Hamiltonians, non-interacting hydrogenic systems, spin correction. Help!

1. Dec 30, 2008

ScotchDave

Eyoop gents, just looking for a wee bit of help with a correction term in the energy of a ground state hydrogenic Helium nucleus. I tried searching, but I didn't find what I needed.

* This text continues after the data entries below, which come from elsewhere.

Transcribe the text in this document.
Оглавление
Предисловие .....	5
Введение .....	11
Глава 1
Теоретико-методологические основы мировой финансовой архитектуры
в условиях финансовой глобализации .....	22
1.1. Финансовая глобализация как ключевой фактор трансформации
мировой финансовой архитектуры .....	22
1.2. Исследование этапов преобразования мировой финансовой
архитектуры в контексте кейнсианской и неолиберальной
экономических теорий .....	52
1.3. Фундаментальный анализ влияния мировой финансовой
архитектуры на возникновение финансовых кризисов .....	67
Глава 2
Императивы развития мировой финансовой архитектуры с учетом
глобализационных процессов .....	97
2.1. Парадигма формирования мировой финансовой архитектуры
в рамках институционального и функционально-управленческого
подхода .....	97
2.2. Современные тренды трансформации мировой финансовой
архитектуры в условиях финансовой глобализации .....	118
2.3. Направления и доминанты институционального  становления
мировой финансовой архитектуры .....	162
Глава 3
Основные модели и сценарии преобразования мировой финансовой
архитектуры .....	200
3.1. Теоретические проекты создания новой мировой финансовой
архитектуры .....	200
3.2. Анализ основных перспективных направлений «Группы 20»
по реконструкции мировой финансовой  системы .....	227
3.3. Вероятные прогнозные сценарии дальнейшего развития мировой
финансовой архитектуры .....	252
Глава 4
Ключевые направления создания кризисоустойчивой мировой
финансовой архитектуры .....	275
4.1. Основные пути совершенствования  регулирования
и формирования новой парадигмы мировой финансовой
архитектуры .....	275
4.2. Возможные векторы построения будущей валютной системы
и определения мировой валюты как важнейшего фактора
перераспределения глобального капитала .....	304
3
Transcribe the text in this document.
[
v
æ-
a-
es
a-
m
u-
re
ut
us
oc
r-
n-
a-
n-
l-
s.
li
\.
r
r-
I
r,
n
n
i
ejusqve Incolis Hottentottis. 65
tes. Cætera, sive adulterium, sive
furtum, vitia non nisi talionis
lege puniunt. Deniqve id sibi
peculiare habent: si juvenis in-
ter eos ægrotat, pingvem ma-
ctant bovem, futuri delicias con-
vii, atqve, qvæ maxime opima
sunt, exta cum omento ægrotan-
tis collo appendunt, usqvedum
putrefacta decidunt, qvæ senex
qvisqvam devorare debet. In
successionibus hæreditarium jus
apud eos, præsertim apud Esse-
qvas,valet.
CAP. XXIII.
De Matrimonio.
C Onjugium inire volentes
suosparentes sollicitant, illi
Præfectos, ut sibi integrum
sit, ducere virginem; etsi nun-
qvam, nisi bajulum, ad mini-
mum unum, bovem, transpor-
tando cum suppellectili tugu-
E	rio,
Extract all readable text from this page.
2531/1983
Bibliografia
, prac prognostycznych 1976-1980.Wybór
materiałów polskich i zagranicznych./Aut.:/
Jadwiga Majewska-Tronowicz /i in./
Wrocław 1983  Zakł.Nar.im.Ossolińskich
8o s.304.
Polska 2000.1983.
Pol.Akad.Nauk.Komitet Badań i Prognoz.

Non-interacting hamiltonian for two hydrogenic atom is
$$\hat{H}_{0} = -\frac{\hbar^{2}}{2m}\left(\nabla^{2}_{1} + \nabla^{2}_{2}\right) - \frac{Ze^{2}}{4\pi\epsilon_{0}}\left(\frac{1}{r_{1}} + \frac{1}{r_{2}}\right)$$

The overall Hamiltonian is

$$\hat{H} = \hat{H_{0}} + V$$

Where
$$V = \frac{e^{2}}{4\pi\epsilon_{0}r_{1 2}}$$

Z = 2 for He nucleus.

The ground state of $$\hat{H_{0}}$$ is the product wavefunction $$\Psi_{100}\left(\vec{r_{1}}\right)\Psi_{100}\left(\vec{r_{2}}\right)$$

$$E_{n} = -\frac{Z^{2}}{n^{2}}Ry$$

The first part asks what the corresponding energy is.

That's given by $$\hat{H}\Psi_{100} = E_{1}}\Psi_{100}$$

For no interaction $$\hat{H_{0}}\Psi_{100}\left(\vec{r_{1}}\right)\Psi_{100}\left(\vec{r_{2}}\right) = \hat{H}\left(\vec{r_{1}}\right)}\Psi_{100}\left(\vec{r_{1}}\right)\Psi_{100}\left(\vec{r_{2}}\right) + \hat{H}\left(\vec{r_{2}}\right)}\Psi_{100}\left(\vec{r_{1}}\right)\Psi_{100}\left(\vec{r_{2}}\right) = 2E_{1}\Psi_{100}\left(\vec{r_{1}}\right)\Psi_{100}\left(\vec{r_{2}}\right)$$

$$2E_{1} = -2Z^{2}Ry = -8Ry$$

"What is the ground state when spin is included?"

I know it should be of the form of $$2E_{1} = -2Z^{2}Ry + correction term= -8Ry + correction$$, but I can't for the life of me find the term. Help what is it???